In a tumultuous 24-hour period for the cryptocurrency market, XRP, the digital asset backed by Ripple, along with many other digital currencies, faced a significant decline, leading to significant sell-offs. More than $103 million in long trades were sold during this period, according to Coinglass data.
XRP had a notable mini-flash crash, plummeting to a psychological support level of around 45 cents. However, it stabilized during the early Asian market on Tuesday, trading at around 49 cents. All this happened at a time when the general sentiment in the crypto market was pessimistic and bearish, mainly due to the Israeli-Palestinian conflict and other global issues.
Whale watching
A detailed sentiment from market intelligence platform Santiment showed fewer large trades on the , however, continued to buy.
These accounts include $7.89 billion, a notable increase from $7.16 billion a year ago.

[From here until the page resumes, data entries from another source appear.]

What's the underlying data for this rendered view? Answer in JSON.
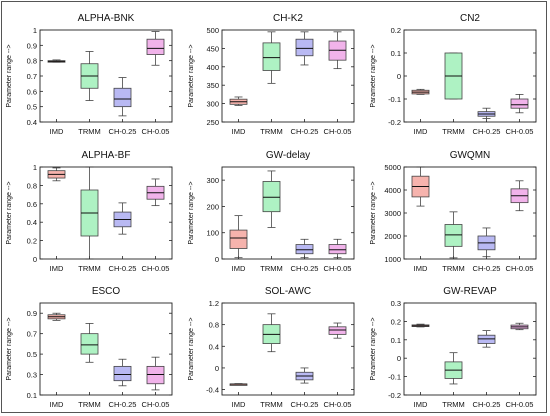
{
  "colors": {
    "IMD": "#f6b3ad",
    "TRMM": "#aef2c3",
    "CH-0.25": "#b9b9f3",
    "CH-0.05": "#f1b3ea",
    "stroke": "#444444",
    "median": "#111111"
  },
  "chart_data": [
    {
      "type": "box",
      "title": "ALPHA-BNK",
      "ylabel": "Parameter range -->",
      "categories": [
        "IMD",
        "TRMM",
        "CH-0.25",
        "CH-0.05"
      ],
      "ylim": [
        0.4,
        1.0
      ],
      "yticks": [
        0.4,
        0.5,
        0.6,
        0.7,
        0.8,
        0.9,
        1.0
      ],
      "ytick_labels": [
        "0.4",
        "0.5",
        "0.6",
        "0.7",
        "0.8",
        "0.9",
        "1"
      ],
      "boxes": [
        {
          "min": 0.79,
          "q1": 0.79,
          "median": 0.795,
          "q3": 0.8,
          "max": 0.805
        },
        {
          "min": 0.54,
          "q1": 0.62,
          "median": 0.7,
          "q3": 0.78,
          "max": 0.86
        },
        {
          "min": 0.44,
          "q1": 0.5,
          "median": 0.55,
          "q3": 0.62,
          "max": 0.69
        },
        {
          "min": 0.77,
          "q1": 0.84,
          "median": 0.88,
          "q3": 0.94,
          "max": 0.99
        }
      ]
    },
    {
      "type": "box",
      "title": "CH-K2",
      "ylabel": "Parameter range -->",
      "categories": [
        "IMD",
        "TRMM",
        "CH-0.25",
        "CH-0.05"
      ],
      "ylim": [
        250,
        500
      ],
      "yticks": [
        250,
        300,
        350,
        400,
        450,
        500
      ],
      "ytick_labels": [
        "250",
        "300",
        "350",
        "400",
        "450",
        "500"
      ],
      "boxes": [
        {
          "min": 295,
          "q1": 298,
          "median": 305,
          "q3": 312,
          "max": 318
        },
        {
          "min": 355,
          "q1": 390,
          "median": 425,
          "q3": 465,
          "max": 495
        },
        {
          "min": 405,
          "q1": 430,
          "median": 450,
          "q3": 475,
          "max": 495
        },
        {
          "min": 395,
          "q1": 418,
          "median": 445,
          "q3": 470,
          "max": 495
        }
      ]
    },
    {
      "type": "box",
      "title": "CN2",
      "ylabel": "Parameter range -->",
      "categories": [
        "IMD",
        "TRMM",
        "CH-0.25",
        "CH-0.05"
      ],
      "ylim": [
        -0.2,
        0.2
      ],
      "yticks": [
        -0.2,
        -0.1,
        0.0,
        0.1,
        0.2
      ],
      "ytick_labels": [
        "-0.2",
        "-0.1",
        "0",
        "0.1",
        "0.2"
      ],
      "boxes": [
        {
          "min": -0.08,
          "q1": -0.078,
          "median": -0.07,
          "q3": -0.062,
          "max": -0.058
        },
        {
          "min": -0.1,
          "q1": -0.1,
          "median": 0.0,
          "q3": 0.1,
          "max": 0.1
        },
        {
          "min": -0.185,
          "q1": -0.175,
          "median": -0.165,
          "q3": -0.155,
          "max": -0.14
        },
        {
          "min": -0.16,
          "q1": -0.14,
          "median": -0.125,
          "q3": -0.1,
          "max": -0.08
        }
      ]
    },
    {
      "type": "box",
      "title": "ALPHA-BF",
      "ylabel": "Parameter range -->",
      "categories": [
        "IMD",
        "TRMM",
        "CH-0.25",
        "CH-0.05"
      ],
      "ylim": [
        0.0,
        1.0
      ],
      "yticks": [
        0.0,
        0.2,
        0.4,
        0.6,
        0.8,
        1.0
      ],
      "ytick_labels": [
        "0",
        "0.2",
        "0.4",
        "0.6",
        "0.8",
        "1"
      ],
      "boxes": [
        {
          "min": 0.85,
          "q1": 0.88,
          "median": 0.92,
          "q3": 0.96,
          "max": 0.99
        },
        {
          "min": 0.0,
          "q1": 0.25,
          "median": 0.5,
          "q3": 0.75,
          "max": 1.0
        },
        {
          "min": 0.27,
          "q1": 0.35,
          "median": 0.43,
          "q3": 0.51,
          "max": 0.61
        },
        {
          "min": 0.58,
          "q1": 0.65,
          "median": 0.72,
          "q3": 0.79,
          "max": 0.87
        }
      ]
    },
    {
      "type": "box",
      "title": "GW-delay",
      "ylabel": "Parameter range -->",
      "categories": [
        "IMD",
        "TRMM",
        "CH-0.25",
        "CH-0.05"
      ],
      "ylim": [
        0,
        350
      ],
      "yticks": [
        0,
        100,
        200,
        300
      ],
      "ytick_labels": [
        "0",
        "100",
        "200",
        "300"
      ],
      "boxes": [
        {
          "min": 5,
          "q1": 40,
          "median": 80,
          "q3": 110,
          "max": 165
        },
        {
          "min": 120,
          "q1": 180,
          "median": 235,
          "q3": 295,
          "max": 335
        },
        {
          "min": 5,
          "q1": 20,
          "median": 35,
          "q3": 55,
          "max": 75
        },
        {
          "min": 5,
          "q1": 20,
          "median": 35,
          "q3": 55,
          "max": 75
        }
      ]
    },
    {
      "type": "box",
      "title": "GWQMN",
      "ylabel": "Parameter range -->",
      "categories": [
        "IMD",
        "TRMM",
        "CH-0.25",
        "CH-0.05"
      ],
      "ylim": [
        1000,
        5000
      ],
      "yticks": [
        1000,
        2000,
        3000,
        4000,
        5000
      ],
      "ytick_labels": [
        "1000",
        "2000",
        "3000",
        "4000",
        "5000"
      ],
      "boxes": [
        {
          "min": 3300,
          "q1": 3700,
          "median": 4150,
          "q3": 4600,
          "max": 5000
        },
        {
          "min": 1050,
          "q1": 1550,
          "median": 2050,
          "q3": 2500,
          "max": 3050
        },
        {
          "min": 1100,
          "q1": 1400,
          "median": 1700,
          "q3": 2000,
          "max": 2350
        },
        {
          "min": 3100,
          "q1": 3450,
          "median": 3750,
          "q3": 4050,
          "max": 4400
        }
      ]
    },
    {
      "type": "box",
      "title": "ESCO",
      "ylabel": "Parameter range -->",
      "categories": [
        "IMD",
        "TRMM",
        "CH-0.25",
        "CH-0.05"
      ],
      "ylim": [
        0.1,
        1.0
      ],
      "yticks": [
        0.1,
        0.3,
        0.5,
        0.7,
        0.9
      ],
      "ytick_labels": [
        "0.1",
        "0.3",
        "0.5",
        "0.7",
        "0.9"
      ],
      "boxes": [
        {
          "min": 0.83,
          "q1": 0.845,
          "median": 0.865,
          "q3": 0.885,
          "max": 0.9
        },
        {
          "min": 0.42,
          "q1": 0.5,
          "median": 0.59,
          "q3": 0.7,
          "max": 0.8
        },
        {
          "min": 0.19,
          "q1": 0.24,
          "median": 0.3,
          "q3": 0.38,
          "max": 0.45
        },
        {
          "min": 0.15,
          "q1": 0.21,
          "median": 0.3,
          "q3": 0.38,
          "max": 0.47
        }
      ]
    },
    {
      "type": "box",
      "title": "SOL-AWC",
      "ylabel": "Parameter range -->",
      "categories": [
        "IMD",
        "TRMM",
        "CH-0.25",
        "CH-0.05"
      ],
      "ylim": [
        -0.5,
        1.2
      ],
      "yticks": [
        -0.4,
        0.0,
        0.4,
        0.8,
        1.2
      ],
      "ytick_labels": [
        "-0.4",
        "0",
        "0.4",
        "0.8",
        "1.2"
      ],
      "boxes": [
        {
          "min": -0.31,
          "q1": -0.305,
          "median": -0.3,
          "q3": -0.295,
          "max": -0.29
        },
        {
          "min": 0.3,
          "q1": 0.45,
          "median": 0.62,
          "q3": 0.8,
          "max": 1.0
        },
        {
          "min": -0.28,
          "q1": -0.22,
          "median": -0.15,
          "q3": -0.08,
          "max": 0.0
        },
        {
          "min": 0.55,
          "q1": 0.62,
          "median": 0.7,
          "q3": 0.76,
          "max": 0.83
        }
      ]
    },
    {
      "type": "box",
      "title": "GW-REVAP",
      "ylabel": "Parameter range -->",
      "categories": [
        "IMD",
        "TRMM",
        "CH-0.25",
        "CH-0.05"
      ],
      "ylim": [
        -0.2,
        0.3
      ],
      "yticks": [
        -0.2,
        -0.1,
        0.0,
        0.1,
        0.2,
        0.3
      ],
      "ytick_labels": [
        "-0.2",
        "-0.1",
        "0",
        "0.1",
        "0.2",
        "0.3"
      ],
      "boxes": [
        {
          "min": 0.17,
          "q1": 0.172,
          "median": 0.176,
          "q3": 0.181,
          "max": 0.185
        },
        {
          "min": -0.14,
          "q1": -0.11,
          "median": -0.065,
          "q3": -0.02,
          "max": 0.03
        },
        {
          "min": 0.06,
          "q1": 0.08,
          "median": 0.105,
          "q3": 0.125,
          "max": 0.15
        },
        {
          "min": 0.155,
          "q1": 0.16,
          "median": 0.17,
          "q3": 0.18,
          "max": 0.19
        }
      ]
    }
  ]
}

Although these whales and sharks own approximately 26.8% of the total XRP supply, their overall on-chain activity has declined significantly over the past twelve months.
Also Read: Top Reasons Why XRP Price Could Cause a Bull Run Ahead of the Other Major Cryptos in the Market
Legal Things are heavy
The ongoing legal battle between the SEC and Ripple appears to be coming to an end, and signs point to a positive outcome for XRP, possibly declaring it not a security. Analysts are hopeful that the price of XRP will rise, similar to what happened during the 2017 bull market. And even though the price of are for the future.
It will be better!
While the crypto market experiences rapid ups and downs, XRP has shown strength by bouncing back quickly after a brief decline. The continued accumulation of whale bills and a potentially favorable legal outcome paint a cautiously optimistic picture for the digital asset. Investors are keeping a close eye on what happens next, given the potential impact of global events and legal decisions on XRP in the coming months.